LSD analogues are substances that are chemically very similar to LSD and can have comparable effects. Some of them have been known for a long time (e.g. ALD52, ETH-LAD, AL-LAD, PRO-LAD etc.) and have been studied pharmacologically as well as psychopharmacologically, at least in part. Others are newer "creations" (e.g. the derivatives 1P-LSD,1B-LSD, 1cP-LSD, 1V-LSDetc.), for which only few or no data are available. Certain LSD analogues can (still) be legally produced, traded and consumed in some countries, which is the main reason for their distribution.
Most LSD analogues are naturally different from LSD in their effect and/or potency (e.g. ETH-LAD, AL-LAD, LSZ etc.). In contrast, the so-called 1-acylated LSD compounds (e.g. 1P-LSD, 1V-LSD, 1B-LSD, ALD-52, etc.) are presumed, on the basis of pharmacological studies, to convert into LSD in the body (they function as so-called prodrugs) and thus have a comparable psychoactive effect to LSD.

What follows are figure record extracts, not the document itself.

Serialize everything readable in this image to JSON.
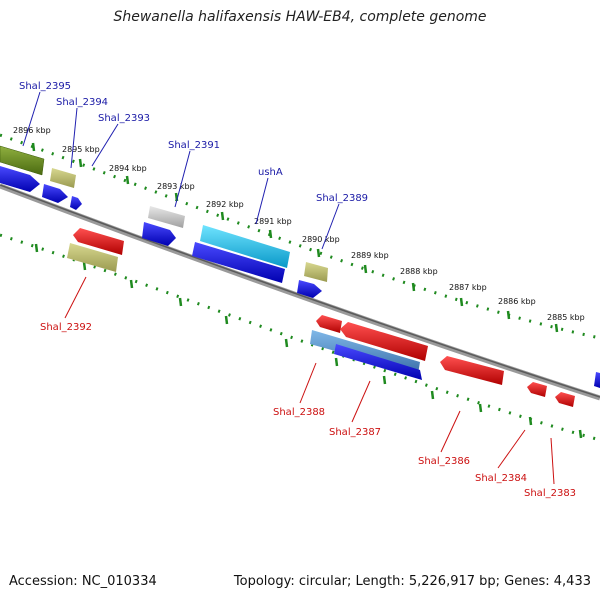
{
  "title": "Shewanella halifaxensis HAW-EB4, complete genome",
  "footer": {
    "accession": "Accession: NC_010334",
    "summary": "Topology: circular; Length: 5,226,917 bp; Genes: 4,433"
  },
  "colors": {
    "background": "#ffffff",
    "backbone": "#7a7a7a",
    "tick_track": "#1f8a1f",
    "label_forward": "#1a1aa6",
    "label_reverse": "#cc1111",
    "feature_blue": "#1010e0",
    "feature_red": "#e81010",
    "feature_olive": "#b8b870",
    "feature_cyan": "#10c8f0",
    "feature_grey": "#c8c8c8",
    "feature_steel": "#5090d0",
    "feature_darkgreen": "#6a8a1a"
  },
  "position_labels": [
    "2896 kbp",
    "2895 kbp",
    "2894 kbp",
    "2893 kbp",
    "2892 kbp",
    "2891 kbp",
    "2890 kbp",
    "2889 kbp",
    "2888 kbp",
    "2887 kbp",
    "2886 kbp",
    "2885 kbp"
  ],
  "genes_top": [
    "Shal_2395",
    "Shal_2394",
    "Shal_2393",
    "Shal_2391",
    "ushA",
    "Shal_2389"
  ],
  "genes_bottom": [
    "Shal_2392",
    "Shal_2388",
    "Shal_2387",
    "Shal_2386",
    "Shal_2384",
    "Shal_2383"
  ]
}
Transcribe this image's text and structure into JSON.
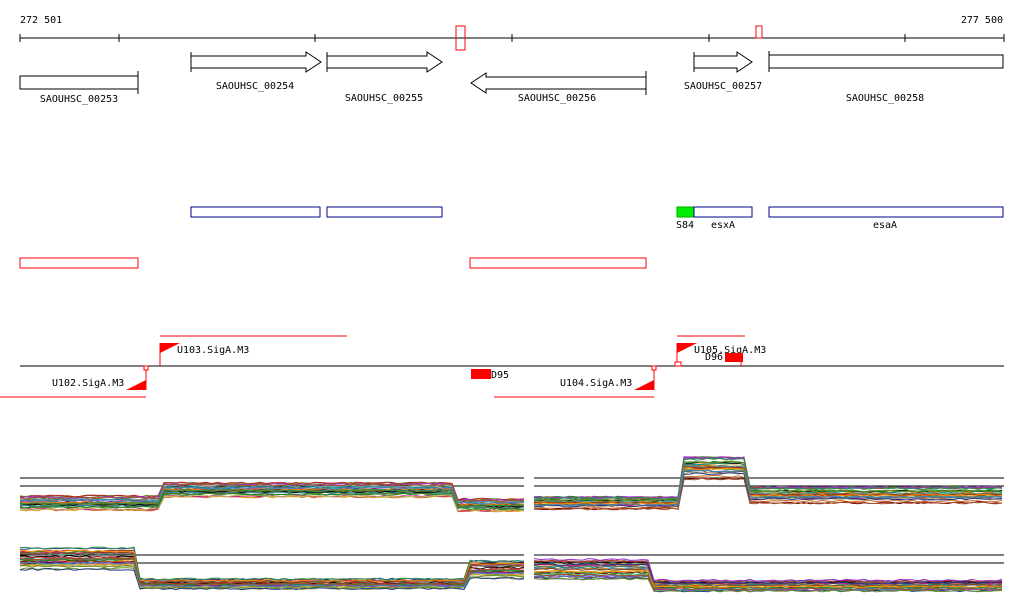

In the case of prodrugs of LSD and LSD analogues, it has not been conclusively clarified whether, in addition to their psychoactive effect, they can produce other pharmacological effects. How potent these prodrugs are compared to the resulting substance (e.g., 1P-LSD to LSD), and to what extent a delay in onset of action occurs in each case, may be substance-dependent and cannot be generalized. Therefore, it is important to approach the dose/effect carefully to avoid overdoses.